2. **Serve a channel for the allocator to talk to**
   It picks a fresh address on the same transport:
   ```rust
   let listen_addr = ChannelAddr::any(bootstrap_addr.transport());
   let (serve_addr, mut rx) = channel::serve(listen_addr)?;
   ```
   This is the child saying: "I will listen here for allocator commands."

3. **Dial the allocator and say Hello(index, my_addr)**
   ```rust
   let tx = channel::dial(bootstrap_addr.clone())?;
   tx.try_post(
       Process2Allocator(bootstrap_index, Process2AllocatorMessage::Hello(serve_addr)),
       ...
   )?;
   ```
   That `Process2AllocatorMessage::Hello(...)` is exactly what your parent side — the `ProcessAlloc` — is waiting for. It ties "child index N" to "this is the address you can send `Allocator2Process` messages to."
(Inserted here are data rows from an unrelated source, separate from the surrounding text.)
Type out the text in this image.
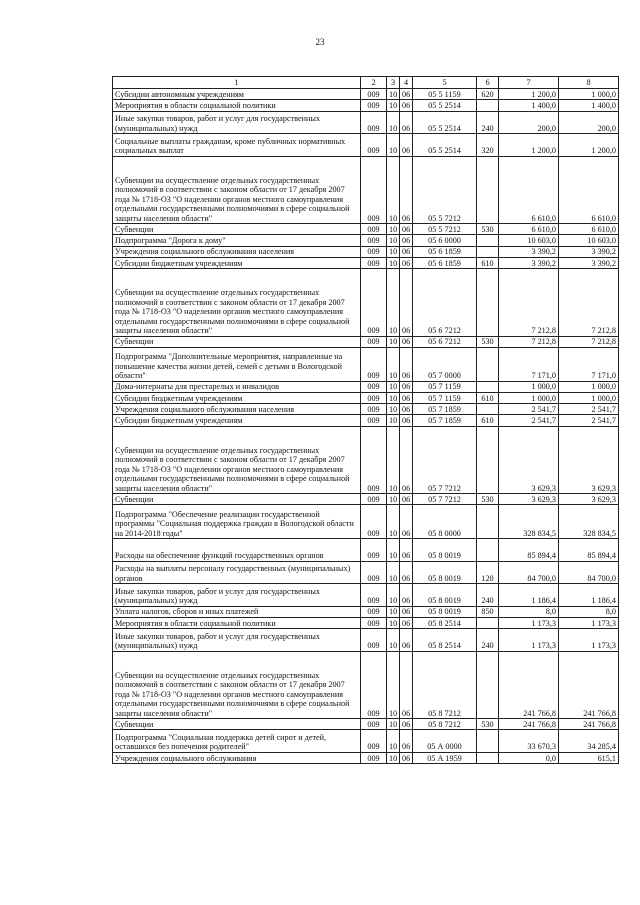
23
1	2	3	4	5	6	7	8
Субсидии автономным учреждениям	009	10	06	05 5 1159	620	1 200,0	1 000,0
Мероприятия в области социальной политики	009	10	06	05 5 2514		1 400,0	1 400,0
Иные закупки товаров, работ и услуг для государственных (муниципальных) нужд	009	10	06	05 5 2514	240	200,0	200,0
Социальные выплаты гражданам, кроме публичных нормативных социальных выплат	009	10	06	05 5 2514	320	1 200,0	1 200,0
Субвенции на осуществление отдельных государственных полномочий в соответствии с законом области от 17 декабря 2007 года № 1718-ОЗ "О наделении органов местного самоуправления отдельными государственными полномочиями в сфере социальной защиты населения области"	009	10	06	05 5 7212		6 610,0	6 610,0
Субвенции	009	10	06	05 5 7212	530	6 610,0	6 610,0
Подпрограмма "Дорога к дому"	009	10	06	05 6 0000		10 603,0	10 603,0
Учреждения социального обслуживания населения	009	10	06	05 6 1859		3 390,2	3 390,2
Субсидии бюджетным учреждениям	009	10	06	05 6 1859	610	3 390,2	3 390,2
Субвенции на осуществление отдельных государственных полномочий в соответствии с законом области от 17 декабря 2007 года № 1718-ОЗ "О наделении органов местного самоуправления отдельными государственными полномочиями в сфере социальной защиты населения области"	009	10	06	05 6 7212		7 212,8	7 212,8
Субвенции	009	10	06	05 6 7212	530	7 212,8	7 212,8
Подпрограмма "Дополнительные мероприятия, направленные на повышение качества жизни детей, семей с детьми в Вологодской области"	009	10	06	05 7 0000		7 171,0	7 171,0
Дома-интернаты для престарелых и инвалидов	009	10	06	05 7 1159		1 000,0	1 000,0
Субсидии бюджетным учреждениям	009	10	06	05 7 1159	610	1 000,0	1 000,0
Учреждения социального обслуживания населения	009	10	06	05 7 1859		2 541,7	2 541,7
Субсидии бюджетным учреждениям	009	10	06	05 7 1859	610	2 541,7	2 541,7
Субвенции на осуществление отдельных государственных полномочий в соответствии с законом области от 17 декабря 2007 года № 1718-ОЗ "О наделении органов местного самоуправления отдельными государственными полномочиями в сфере социальной защиты населения области"	009	10	06	05 7 7212		3 629,3	3 629,3
Субвенции	009	10	06	05 7 7212	530	3 629,3	3 629,3
Подпрограмма "Обеспечение реализации государственной программы "Социальная поддержка граждан в Вологодской области на 2014-2018 годы"	009	10	06	05 8 0000		328 834,5	328 834,5
Расходы на обеспечение функций государственных органов	009	10	06	05 8 0019		85 894,4	85 894,4
Расходы на выплаты персоналу государственных (муниципальных) органов	009	10	06	05 8 0019	120	84 700,0	84 700,0
Иные закупки товаров, работ и услуг для государственных (муниципальных) нужд	009	10	06	05 8 0019	240	1 186,4	1 186,4
Уплата налогов, сборов и иных платежей	009	10	06	05 8 0019	850	8,0	8,0
Мероприятия в области социальной политики	009	10	06	05 8 2514		1 173,3	1 173,3
Иные закупки товаров, работ и услуг для государственных (муниципальных) нужд	009	10	06	05 8 2514	240	1 173,3	1 173,3
Субвенции на осуществление отдельных государственных полномочий в соответствии с законом области от 17 декабря 2007 года № 1718-ОЗ "О наделении органов местного самоуправления отдельными государственными полномочиями в сфере социальной защиты населения области"	009	10	06	05 8 7212		241 766,8	241 766,8
Субвенции	009	10	06	05 8 7212	530	241 766,8	241 766,8
Подпрограмма "Социальная поддержка детей сирот и детей, оставшихся без попечения родителей"	009	10	06	05 А 0000		33 670,3	34 285,4
Учреждения социального обслуживания	009	10	06	05 А 1959		0,0	615,1
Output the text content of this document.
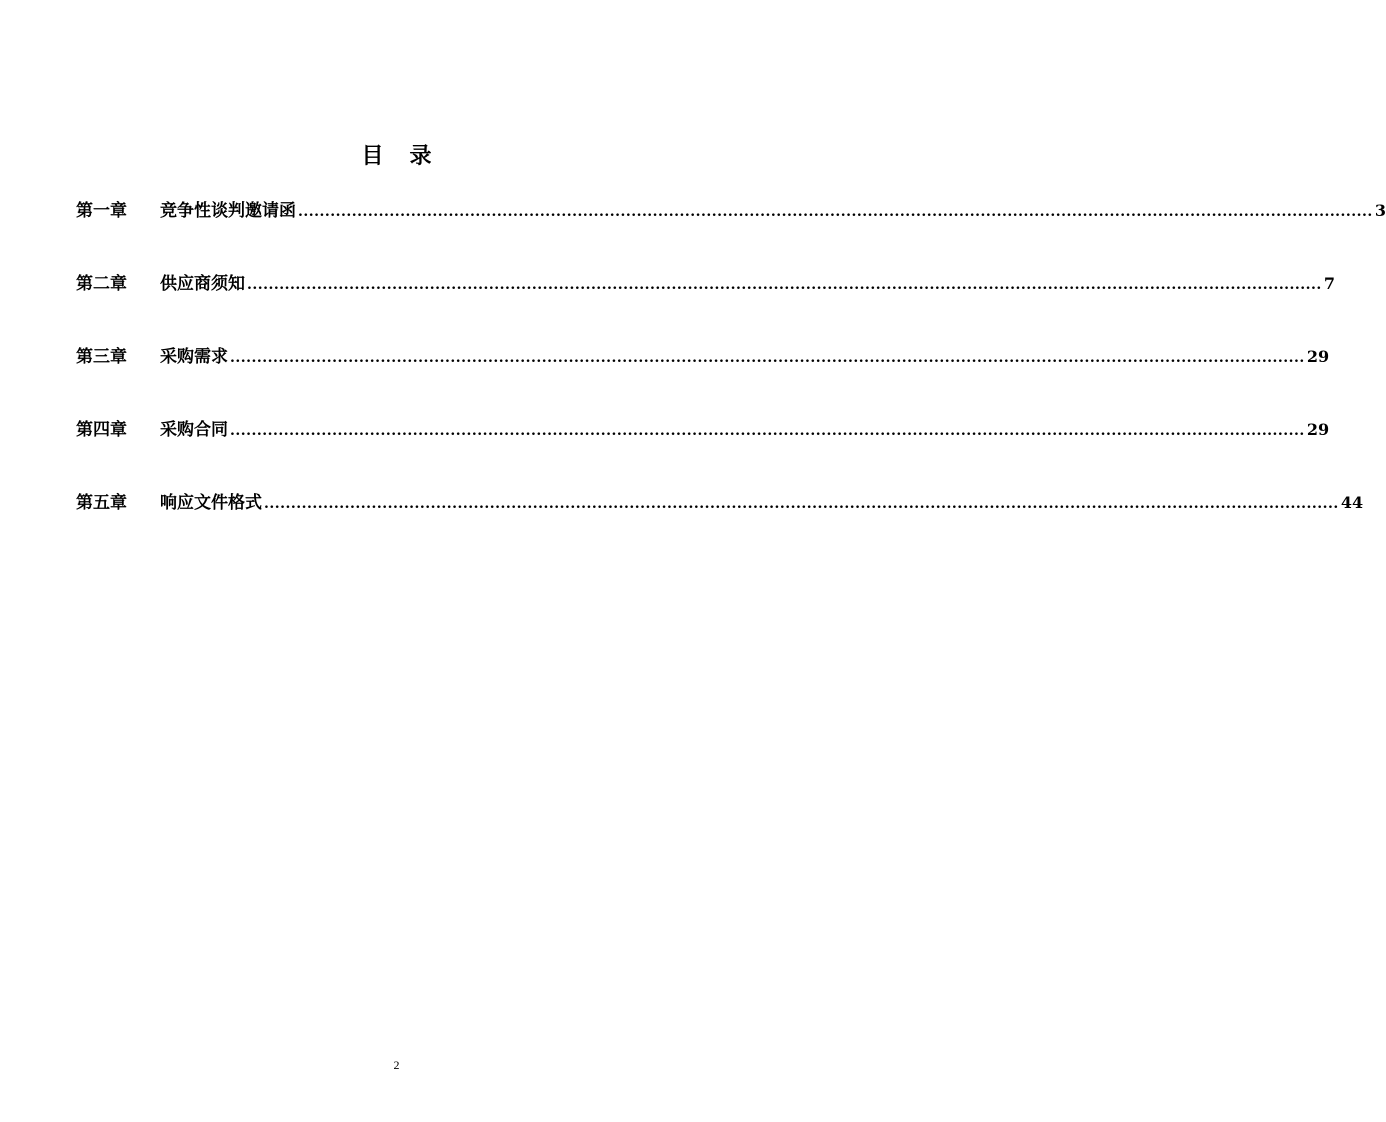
目录
第一章	竞争性谈判邀请函 ........................................................................................................................................................................................................ 3
第二章	供应商须知 ........................................................................................................................................................................................................ 7
第三章	采购需求 ........................................................................................................................................................................................................ 29
第四章	采购合同 ........................................................................................................................................................................................................ 29
第五章	响应文件格式 ........................................................................................................................................................................................................ 44
2
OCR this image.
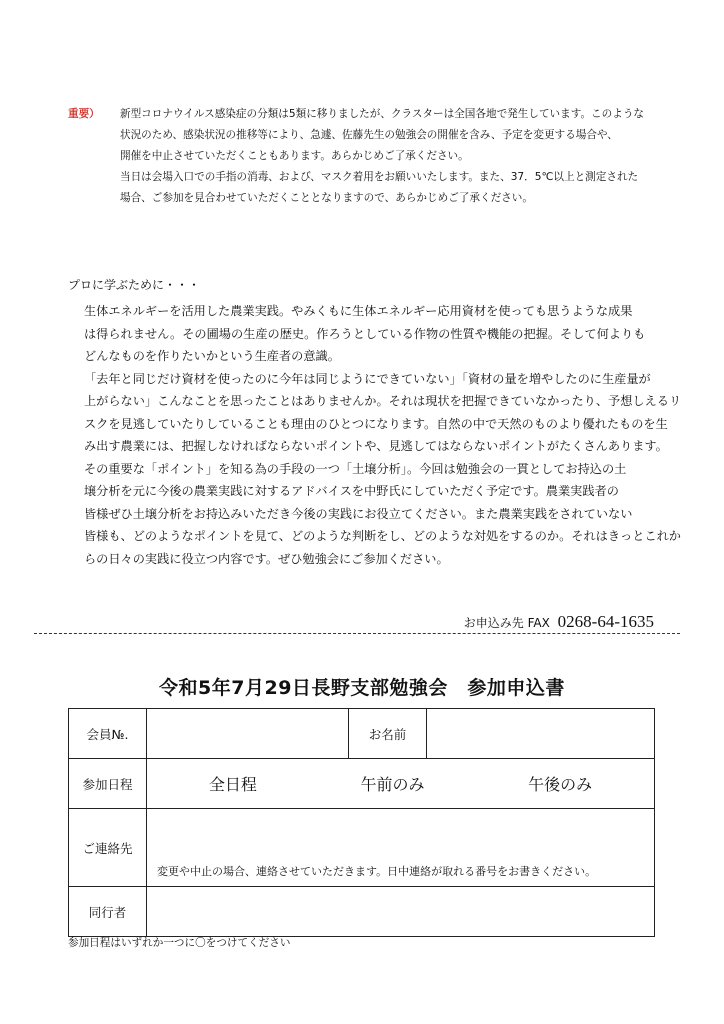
重要）	新型コロナウイルス感染症の分類は5類に移りましたが、クラスターは全国各地で発生しています。このような
状況のため、感染状況の推移等により、急遽、佐藤先生の勉強会の開催を含み、予定を変更する場合や、
開催を中止させていただくこともあります。あらかじめご了承ください。
当日は会場入口での手指の消毒、および、マスク着用をお願いいたします。また、37．5℃以上と測定された
場合、ご参加を見合わせていただくこととなりますので、あらかじめご了承ください。
プロに学ぶために・・・
生体エネルギーを活用した農業実践。やみくもに生体エネルギー応用資材を使っても思うような成果
は得られません。その圃場の生産の歴史。作ろうとしている作物の性質や機能の把握。そして何よりも
どんなものを作りたいかという生産者の意識。
「去年と同じだけ資材を使ったのに今年は同じようにできていない」「資材の量を増やしたのに生産量が
上がらない」こんなことを思ったことはありませんか。それは現状を把握できていなかったり、予想しえるリ
スクを見逃していたりしていることも理由のひとつになります。自然の中で天然のものより優れたものを生
み出す農業には、把握しなければならないポイントや、見逃してはならないポイントがたくさんあります。
その重要な「ポイント」を知る為の手段の一つ「土壌分析」。今回は勉強会の一貫としてお持込の土
壌分析を元に今後の農業実践に対するアドバイスを中野氏にしていただく予定です。農業実践者の
皆様ぜひ土壌分析をお持込みいただき今後の実践にお役立てください。また農業実践をされていない
皆様も、どのようなポイントを見て、どのような判断をし、どのような対処をするのか。それはきっとこれか
らの日々の実践に役立つ内容です。ぜひ勉強会にご参加ください。
お申込み先 FAX 0268-64-1635
令和5年7月29日長野支部勉強会　参加申込書
会員№.		お名前	
参加日程	全日程 午前のみ 午後のみ		

ご連絡先	変更や中止の場合、連絡させていただきます。日中連絡が取れる番号をお書きください。		

同行者			
参加日程はいずれか一つに〇をつけてください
4. **Start a heartbeat task**
   The child also spawns a task that periodically sends:
   ```text
   Process2Allocator(index, Process2AllocatorMessage::Heartbeat)
   ```
   back to the allocator. If the allocator goes away or the heartbeat fails, the child exits. This is how the parent gets liveness.

5. **Enter the control loop**
   After Hello, the child just sits in:
   ```rust
   match rx.recv().await? {
       Allocator2Process::StartProc(proc_id, listen_transport) => { ... }
       Allocator2Process::StopAndExit(code) => { ... }
       Allocator2Process::Exit(code) => { ... }
   }
   ```
   This is the pivot point: the child is now "a remote executor that can start a hyperactor proc when told."

6. **On StartProc(...)**
   When the parent/allocator finally sends:
   ```text
   Allocator2Process::StartProc(proc_id, listen_transport)
   ```
   the child:
   - boots a real `Proc` **inside this process** via `ProcAgent::bootstrap(proc_id.clone())`
   - serves that proc on a fresh address
   - and crucially sends **back** to the allocator:
     ```text
     Process2Allocator::StartedProc(proc_id, agent_ref, proc_addr)
     ```
     so the parent now knows:
     - which proc id is alive,
     - where to reach its mailbox (`proc_addr`),
     - and which mesh agent actor to talk to.

That's the full round-trip for the v0 allocator + test bootstrap binary: parent starts OS process → child says "hello, I'm #N, talk to me here" → parent says "start proc X on transport T" → child starts it and reports back.

#### Note: who picks the `ProcId`?

When the allocator receives the child's `Hello(...)` and decides to start a proc, **the allocator chooses the proc id**.

- If `AllocSpec.proc_name` is **`None`**, the allocator builds a default id using the allocation's uuid and child index.
- If `AllocSpec.proc_name` is **`Some(name)`**, the allocator builds a direct id:
  - `ProcId(<child's hello address>, name)`

So: the parent always decides the identity; the child just accepts it.

#### 2.3.3 Driving the allocation (where the child actually starts)

Up to this point we've only *created* an allocation:

```rust
// from hyperactor_mesh/src/bootstrap.rs (`fn tests::bootstrap_canonical_simple`)
let alloc = allocator
    .allocate(AllocSpec {
        extent: extent!(replicas = 1),
        constraints: Default::default(),
        proc_name: None,
        transport: ChannelTransport::Unix,
    })
    .await
    .unwrap();
```

That call sets up the per-allocation state (bootstrap channel, ranks, etc.), but it does **not** by itself run the child's bootstrap flow. The part where the OS process is actually spawned and sends `Process2Allocator::Hello(...)` happens only when someone **drives** the allocation by pulling events from it (i.e. calling `alloc.next().await` in a loop).

In the canonical test we don't write that loop manually. Instead we hand the allocation to the mesh builder:

```rust
// from hyperactor_mesh/src/bootstrap.rs (`fn tests::bootstrap_canonical_simple`)
let host_mesh = HostMesh::allocate(&instance, Box::new(alloc), "test", None)
    .await
    .unwrap();
```

`HostMesh::allocate(...)` is what actually consumes the allocation: under the hood it waits for the spawned child to say "hello," sends back the `StartProc(...)` instruction, receives the child's `StartedProc(...)` (with the host/agent address), and then uses that to assemble the final `HostMesh`. In other words: `allocate(...)` gives us "a source of hosts," and `HostMesh::allocate(...)` is the step that turns that source into an actual running host in the new OS process.